Tribunal Administratif d'Orléans — Décision N° TA45-2203848

vendredi 12 juillet 2024

JuridictionTribunal Administratif d'Orléans
SectionTribunal Administratif d'Orléans
N° DossierTA45-2203848
TypeDécision
RecoursExcès de pouvoir
Formation1ère chambre
Avocat requérantFROUJY

Texte intégral

Vu la procédure suivante :

Par une requête et un mémoire enregistrés les 27 octobre 2022 et 31 janvier 2023, M. A B, représenté par Me Asmaa Froujy, demande au tribunal :

1°) d'annuler l'arrêté du 28 septembre 2022 par lequel le préfet de Loir-et-Cher a rejeté sa demande de titre de séjour, l'a obligé à quitter le territoire français dans un délai de trente jours et a fixé le pays de destination ;

2°) d'enjoindre au préfet de Loir-et-Cher, à titre principal, de lui délivrer un titre de séjour portant la mention " salarié " dans un délai de quinze jours à compter de la notification du jugement à intervenir sous astreinte de 100 euros par jour de retard et, à titre subsidiaire, de réexaminer sa situation dans un délai d'un mois à compter de la notification du jugement à intervenir et de lui délivrer dans l'attente une autorisation provisoire de séjour dans un délai de 48 heures sous astreinte de 100 euros par jour de retard ;

3°) de mettre à la charge de l'Etat la somme de 1 500 euros en application des dispositions de l'article L. 761-1 du code de justice administrative.

Il soutient que :

- l'arrêté est entaché d'erreurs de fait ;

- il est affecté d'erreur de droit, le préfet lui ayant à tort opposé la condition du visa de long séjour, et d'erreur manifeste d'appréciation au regard de l'article L. 435-1 du code de l'entrée et du séjour des étrangers et du droit d'asile ;

- l'arrêté est entaché d'une erreur manifeste d'appréciation de ses conséquences sur sa situation personnelle et familiale ;

- il méconnait la circulaire du 28 novembre 2012 ;

- l'arrêté méconnaît les stipulations de l'article 8 de la convention européenne de sauvegarde des droits de l'homme et des libertés fondamentales ;

- l'arrêté méconnaît les stipulations de l'article 3-1 de la convention internationale relative aux droits de l'enfant ;

- la décision portant obligation de quitter le territoire français est illégale par exception d'illégalité de la décision portant refus de titre de séjour.

Par un mémoire en défense enregistré le 28 décembre 2022, le préfet de Loir-et-Cher conclut au rejet de la requête.

Il soutient que les moyens invoqués ne sont pas fondés.

Par ordonnance du 22 décembre 2022, la clôture d'instruction a été fixée au 31 janvier 2023.

Par une ordonnance du 10 février 2023, l'instruction a été rouverte.

Vu les autres pièces du dossier.

Vu :

- la convention internationale relative aux droits de l'enfant ;

- la convention européenne de sauvegarde des droits de l'homme et des libertés fondamentales ;

- le code de l'entrée et du séjour des étrangers et du droit d'asile ;

- le code des relations entre le public et l'administration ;

- le code de justice administrative.

Le président de la formation de jugement a dispensé la rapporteure publique, sur sa proposition, de prononcer des conclusions à l'audience.

Les parties ont été régulièrement averties du jour de l'audience.

Le rapport de M. Guével a été entendu au cours de l'audience publique à laquelle les parties n'étaient ni présentes ni représentées.

Considérant ce qui suit :

1. M. B, né le 29 septembre 1992, de nationalité marocaine, déclare être entré en France le 1er janvier 2015. Il a fait l'objet d'une mesure d'éloignement du territoire français prise le 24 janvier 2020 à l'exécution de laquelle il s'est soustrait.

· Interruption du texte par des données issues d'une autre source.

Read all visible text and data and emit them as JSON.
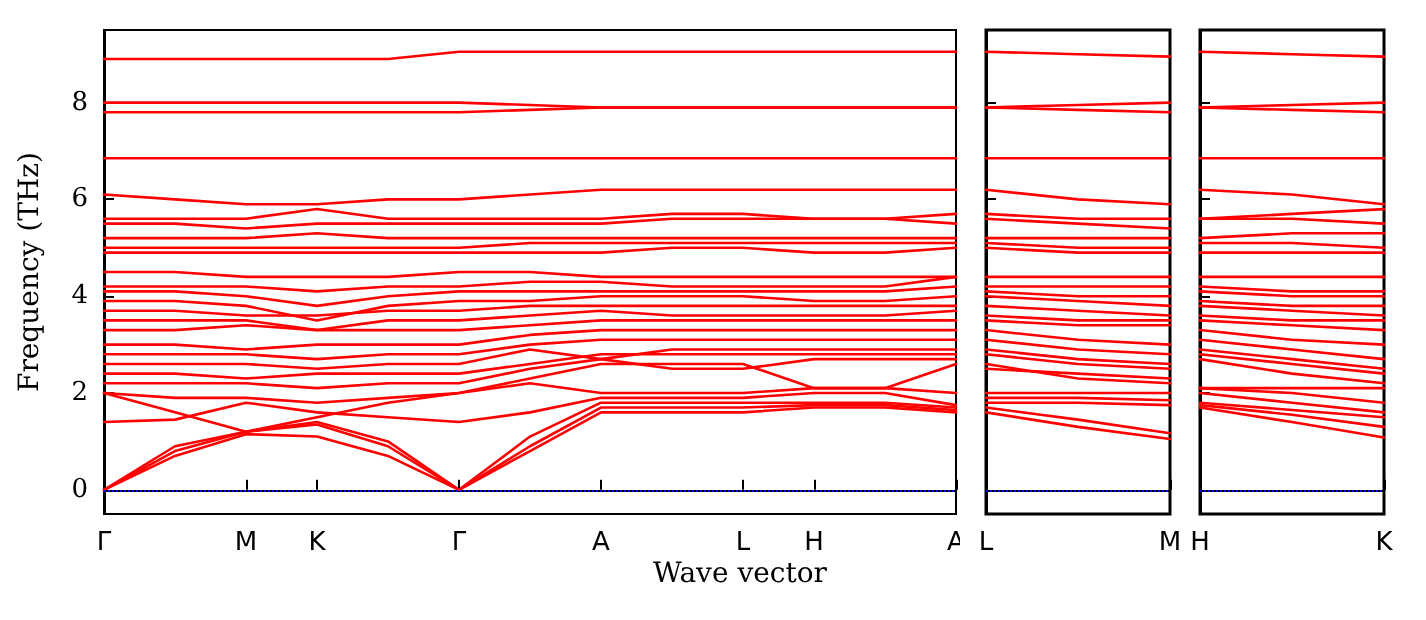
{
  "chart_data": [
    {
      "type": "line",
      "xlabel": "Wave vector",
      "ylabel": "Frequency (THz)",
      "categories": [
        "Γ",
        null,
        "M",
        "K",
        null,
        "Γ",
        null,
        "A",
        null,
        "L",
        "H",
        null,
        "A"
      ],
      "ylim": [
        -0.5,
        9.5
      ],
      "yticks": [
        0,
        2,
        4,
        6,
        8
      ],
      "ref_lines": [
        {
          "axis": "y",
          "value": 0,
          "color": "#0000ff",
          "line_style": "dotted"
        }
      ],
      "series": [
        {
          "color": "#ff0000",
          "values": [
            0,
            0.7,
            1.15,
            1.1,
            0.7,
            0,
            0.8,
            1.6,
            1.6,
            1.6,
            1.7,
            1.7,
            1.6
          ]
        },
        {
          "color": "#ff0000",
          "values": [
            0,
            0.8,
            1.2,
            1.35,
            0.9,
            0,
            0.9,
            1.7,
            1.7,
            1.7,
            1.75,
            1.75,
            1.65
          ]
        },
        {
          "color": "#ff0000",
          "values": [
            0,
            0.9,
            1.2,
            1.4,
            1.0,
            0,
            1.1,
            1.8,
            1.8,
            1.8,
            1.8,
            1.8,
            1.7
          ]
        },
        {
          "color": "#ff0000",
          "values": [
            1.4,
            1.45,
            1.8,
            1.6,
            1.5,
            1.4,
            1.6,
            1.9,
            1.9,
            1.9,
            2.0,
            2.0,
            1.75
          ]
        },
        {
          "color": "#ff0000",
          "values": [
            2.0,
            1.6,
            1.2,
            1.5,
            1.8,
            2.0,
            2.2,
            2.0,
            2.0,
            2.0,
            2.1,
            2.1,
            2.0
          ]
        },
        {
          "color": "#ff0000",
          "values": [
            2.0,
            1.9,
            1.9,
            1.8,
            1.9,
            2.0,
            2.3,
            2.6,
            2.6,
            2.6,
            2.1,
            2.1,
            2.6
          ]
        },
        {
          "color": "#ff0000",
          "values": [
            2.2,
            2.2,
            2.2,
            2.1,
            2.2,
            2.2,
            2.5,
            2.7,
            2.5,
            2.5,
            2.7,
            2.7,
            2.7
          ]
        },
        {
          "color": "#ff0000",
          "values": [
            2.4,
            2.4,
            2.3,
            2.4,
            2.4,
            2.4,
            2.6,
            2.8,
            2.8,
            2.8,
            2.8,
            2.8,
            2.8
          ]
        },
        {
          "color": "#ff0000",
          "values": [
            2.6,
            2.6,
            2.6,
            2.5,
            2.6,
            2.6,
            2.9,
            2.7,
            2.9,
            2.9,
            2.9,
            2.9,
            2.9
          ]
        },
        {
          "color": "#ff0000",
          "values": [
            2.8,
            2.8,
            2.8,
            2.7,
            2.8,
            2.8,
            3.0,
            3.1,
            3.1,
            3.1,
            3.1,
            3.1,
            3.1
          ]
        },
        {
          "color": "#ff0000",
          "values": [
            3.0,
            3.0,
            2.9,
            3.0,
            3.0,
            3.0,
            3.2,
            3.3,
            3.3,
            3.3,
            3.3,
            3.3,
            3.3
          ]
        },
        {
          "color": "#ff0000",
          "values": [
            3.3,
            3.3,
            3.4,
            3.3,
            3.3,
            3.3,
            3.4,
            3.5,
            3.5,
            3.5,
            3.5,
            3.5,
            3.5
          ]
        },
        {
          "color": "#ff0000",
          "values": [
            3.5,
            3.5,
            3.5,
            3.3,
            3.5,
            3.5,
            3.6,
            3.7,
            3.6,
            3.6,
            3.6,
            3.6,
            3.7
          ]
        },
        {
          "color": "#ff0000",
          "values": [
            3.7,
            3.7,
            3.6,
            3.6,
            3.7,
            3.7,
            3.8,
            3.8,
            3.8,
            3.8,
            3.8,
            3.8,
            3.8
          ]
        },
        {
          "color": "#ff0000",
          "values": [
            3.9,
            3.9,
            3.8,
            3.5,
            3.8,
            3.9,
            3.9,
            4.0,
            4.0,
            4.0,
            3.9,
            3.9,
            4.0
          ]
        },
        {
          "color": "#ff0000",
          "values": [
            4.1,
            4.1,
            4.0,
            3.8,
            4.0,
            4.1,
            4.1,
            4.1,
            4.1,
            4.1,
            4.1,
            4.1,
            4.2
          ]
        },
        {
          "color": "#ff0000",
          "values": [
            4.2,
            4.2,
            4.2,
            4.1,
            4.2,
            4.2,
            4.3,
            4.3,
            4.2,
            4.2,
            4.2,
            4.2,
            4.4
          ]
        },
        {
          "color": "#ff0000",
          "values": [
            4.5,
            4.5,
            4.4,
            4.4,
            4.4,
            4.5,
            4.5,
            4.4,
            4.4,
            4.4,
            4.4,
            4.4,
            4.4
          ]
        },
        {
          "color": "#ff0000",
          "values": [
            4.9,
            4.9,
            4.9,
            4.9,
            4.9,
            4.9,
            4.9,
            4.9,
            5.0,
            5.0,
            4.9,
            4.9,
            5.0
          ]
        },
        {
          "color": "#ff0000",
          "values": [
            5.0,
            5.0,
            5.0,
            5.0,
            5.0,
            5.0,
            5.1,
            5.1,
            5.1,
            5.1,
            5.1,
            5.1,
            5.1
          ]
        },
        {
          "color": "#ff0000",
          "values": [
            5.2,
            5.2,
            5.2,
            5.3,
            5.2,
            5.2,
            5.2,
            5.2,
            5.2,
            5.2,
            5.2,
            5.2,
            5.2
          ]
        },
        {
          "color": "#ff0000",
          "values": [
            5.5,
            5.5,
            5.4,
            5.5,
            5.5,
            5.5,
            5.5,
            5.5,
            5.6,
            5.6,
            5.6,
            5.6,
            5.5
          ]
        },
        {
          "color": "#ff0000",
          "values": [
            5.6,
            5.6,
            5.6,
            5.8,
            5.6,
            5.6,
            5.6,
            5.6,
            5.7,
            5.7,
            5.6,
            5.6,
            5.7
          ]
        },
        {
          "color": "#ff0000",
          "values": [
            6.1,
            6.0,
            5.9,
            5.9,
            6.0,
            6.0,
            6.1,
            6.2,
            6.2,
            6.2,
            6.2,
            6.2,
            6.2
          ]
        },
        {
          "color": "#ff0000",
          "values": [
            6.85,
            6.85,
            6.85,
            6.85,
            6.85,
            6.85,
            6.85,
            6.85,
            6.85,
            6.85,
            6.85,
            6.85,
            6.85
          ]
        },
        {
          "color": "#ff0000",
          "values": [
            7.8,
            7.8,
            7.8,
            7.8,
            7.8,
            7.8,
            7.85,
            7.9,
            7.9,
            7.9,
            7.9,
            7.9,
            7.9
          ]
        },
        {
          "color": "#ff0000",
          "values": [
            8.0,
            8.0,
            8.0,
            8.0,
            8.0,
            8.0,
            7.95,
            7.9,
            7.9,
            7.9,
            7.9,
            7.9,
            7.9
          ]
        },
        {
          "color": "#ff0000",
          "values": [
            8.9,
            8.9,
            8.9,
            8.9,
            8.9,
            9.05,
            9.05,
            9.05,
            9.05,
            9.05,
            9.05,
            9.05,
            9.05
          ]
        }
      ]
    },
    {
      "type": "line",
      "categories": [
        "L",
        null,
        "M"
      ],
      "ylim": [
        -0.5,
        9.5
      ],
      "yticks": [
        0,
        2,
        4,
        6,
        8
      ],
      "tick_labels": "x",
      "ref_lines": [
        {
          "axis": "y",
          "value": 0,
          "color": "#0000ff",
          "line_style": "dotted"
        }
      ],
      "series": [
        {
          "color": "#ff0000",
          "values": [
            1.6,
            1.3,
            1.05
          ]
        },
        {
          "color": "#ff0000",
          "values": [
            1.7,
            1.45,
            1.17
          ]
        },
        {
          "color": "#ff0000",
          "values": [
            1.8,
            1.8,
            1.75
          ]
        },
        {
          "color": "#ff0000",
          "values": [
            1.9,
            1.9,
            1.85
          ]
        },
        {
          "color": "#ff0000",
          "values": [
            2.0,
            2.0,
            2.0
          ]
        },
        {
          "color": "#ff0000",
          "values": [
            2.6,
            2.3,
            2.2
          ]
        },
        {
          "color": "#ff0000",
          "values": [
            2.5,
            2.4,
            2.3
          ]
        },
        {
          "color": "#ff0000",
          "values": [
            2.8,
            2.6,
            2.5
          ]
        },
        {
          "color": "#ff0000",
          "values": [
            2.9,
            2.7,
            2.6
          ]
        },
        {
          "color": "#ff0000",
          "values": [
            3.1,
            2.9,
            2.8
          ]
        },
        {
          "color": "#ff0000",
          "values": [
            3.3,
            3.1,
            3.0
          ]
        },
        {
          "color": "#ff0000",
          "values": [
            3.5,
            3.4,
            3.4
          ]
        },
        {
          "color": "#ff0000",
          "values": [
            3.6,
            3.5,
            3.5
          ]
        },
        {
          "color": "#ff0000",
          "values": [
            3.8,
            3.7,
            3.6
          ]
        },
        {
          "color": "#ff0000",
          "values": [
            4.0,
            3.9,
            3.8
          ]
        },
        {
          "color": "#ff0000",
          "values": [
            4.1,
            4.0,
            4.0
          ]
        },
        {
          "color": "#ff0000",
          "values": [
            4.2,
            4.2,
            4.2
          ]
        },
        {
          "color": "#ff0000",
          "values": [
            4.4,
            4.4,
            4.4
          ]
        },
        {
          "color": "#ff0000",
          "values": [
            5.0,
            4.9,
            4.9
          ]
        },
        {
          "color": "#ff0000",
          "values": [
            5.1,
            5.0,
            5.0
          ]
        },
        {
          "color": "#ff0000",
          "values": [
            5.2,
            5.2,
            5.2
          ]
        },
        {
          "color": "#ff0000",
          "values": [
            5.6,
            5.5,
            5.4
          ]
        },
        {
          "color": "#ff0000",
          "values": [
            5.7,
            5.6,
            5.6
          ]
        },
        {
          "color": "#ff0000",
          "values": [
            6.2,
            6.0,
            5.9
          ]
        },
        {
          "color": "#ff0000",
          "values": [
            6.85,
            6.85,
            6.85
          ]
        },
        {
          "color": "#ff0000",
          "values": [
            7.9,
            7.85,
            7.8
          ]
        },
        {
          "color": "#ff0000",
          "values": [
            7.9,
            7.95,
            8.0
          ]
        },
        {
          "color": "#ff0000",
          "values": [
            9.05,
            9.0,
            8.95
          ]
        }
      ]
    },
    {
      "type": "line",
      "categories": [
        "H",
        null,
        "K"
      ],
      "ylim": [
        -0.5,
        9.5
      ],
      "yticks": [
        0,
        2,
        4,
        6,
        8
      ],
      "tick_labels": "x",
      "ref_lines": [
        {
          "axis": "y",
          "value": 0,
          "color": "#0000ff",
          "line_style": "dotted"
        }
      ],
      "series": [
        {
          "color": "#ff0000",
          "values": [
            1.7,
            1.4,
            1.08
          ]
        },
        {
          "color": "#ff0000",
          "values": [
            1.75,
            1.55,
            1.3
          ]
        },
        {
          "color": "#ff0000",
          "values": [
            1.8,
            1.65,
            1.5
          ]
        },
        {
          "color": "#ff0000",
          "values": [
            2.0,
            1.8,
            1.6
          ]
        },
        {
          "color": "#ff0000",
          "values": [
            2.1,
            2.0,
            1.8
          ]
        },
        {
          "color": "#ff0000",
          "values": [
            2.1,
            2.1,
            2.1
          ]
        },
        {
          "color": "#ff0000",
          "values": [
            2.7,
            2.4,
            2.2
          ]
        },
        {
          "color": "#ff0000",
          "values": [
            2.8,
            2.6,
            2.4
          ]
        },
        {
          "color": "#ff0000",
          "values": [
            2.9,
            2.7,
            2.5
          ]
        },
        {
          "color": "#ff0000",
          "values": [
            3.1,
            2.9,
            2.7
          ]
        },
        {
          "color": "#ff0000",
          "values": [
            3.3,
            3.1,
            3.0
          ]
        },
        {
          "color": "#ff0000",
          "values": [
            3.5,
            3.4,
            3.3
          ]
        },
        {
          "color": "#ff0000",
          "values": [
            3.6,
            3.5,
            3.5
          ]
        },
        {
          "color": "#ff0000",
          "values": [
            3.8,
            3.7,
            3.6
          ]
        },
        {
          "color": "#ff0000",
          "values": [
            3.9,
            3.8,
            3.8
          ]
        },
        {
          "color": "#ff0000",
          "values": [
            4.1,
            4.0,
            4.0
          ]
        },
        {
          "color": "#ff0000",
          "values": [
            4.2,
            4.1,
            4.1
          ]
        },
        {
          "color": "#ff0000",
          "values": [
            4.4,
            4.4,
            4.4
          ]
        },
        {
          "color": "#ff0000",
          "values": [
            4.9,
            4.9,
            4.9
          ]
        },
        {
          "color": "#ff0000",
          "values": [
            5.1,
            5.1,
            5.0
          ]
        },
        {
          "color": "#ff0000",
          "values": [
            5.2,
            5.3,
            5.3
          ]
        },
        {
          "color": "#ff0000",
          "values": [
            5.6,
            5.6,
            5.5
          ]
        },
        {
          "color": "#ff0000",
          "values": [
            5.6,
            5.7,
            5.8
          ]
        },
        {
          "color": "#ff0000",
          "values": [
            6.2,
            6.1,
            5.9
          ]
        },
        {
          "color": "#ff0000",
          "values": [
            6.85,
            6.85,
            6.85
          ]
        },
        {
          "color": "#ff0000",
          "values": [
            7.9,
            7.85,
            7.8
          ]
        },
        {
          "color": "#ff0000",
          "values": [
            7.9,
            7.95,
            8.0
          ]
        },
        {
          "color": "#ff0000",
          "values": [
            9.05,
            9.0,
            8.95
          ]
        }
      ]
    }
  ]
}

Il a sollicité la délivrance d'un titre de séjour le 15 décembre 2021. Le préfet de Loir-et-Cher, par un arrêté du 28 septembre 2022, lui a refusé la délivrance du titre de séjour sollicité, l'a obligé à quitter le territoire français dans un délai de trente jours et a fixé le pays de destination. M. B demande au tribunal d'annuler cet arrêté.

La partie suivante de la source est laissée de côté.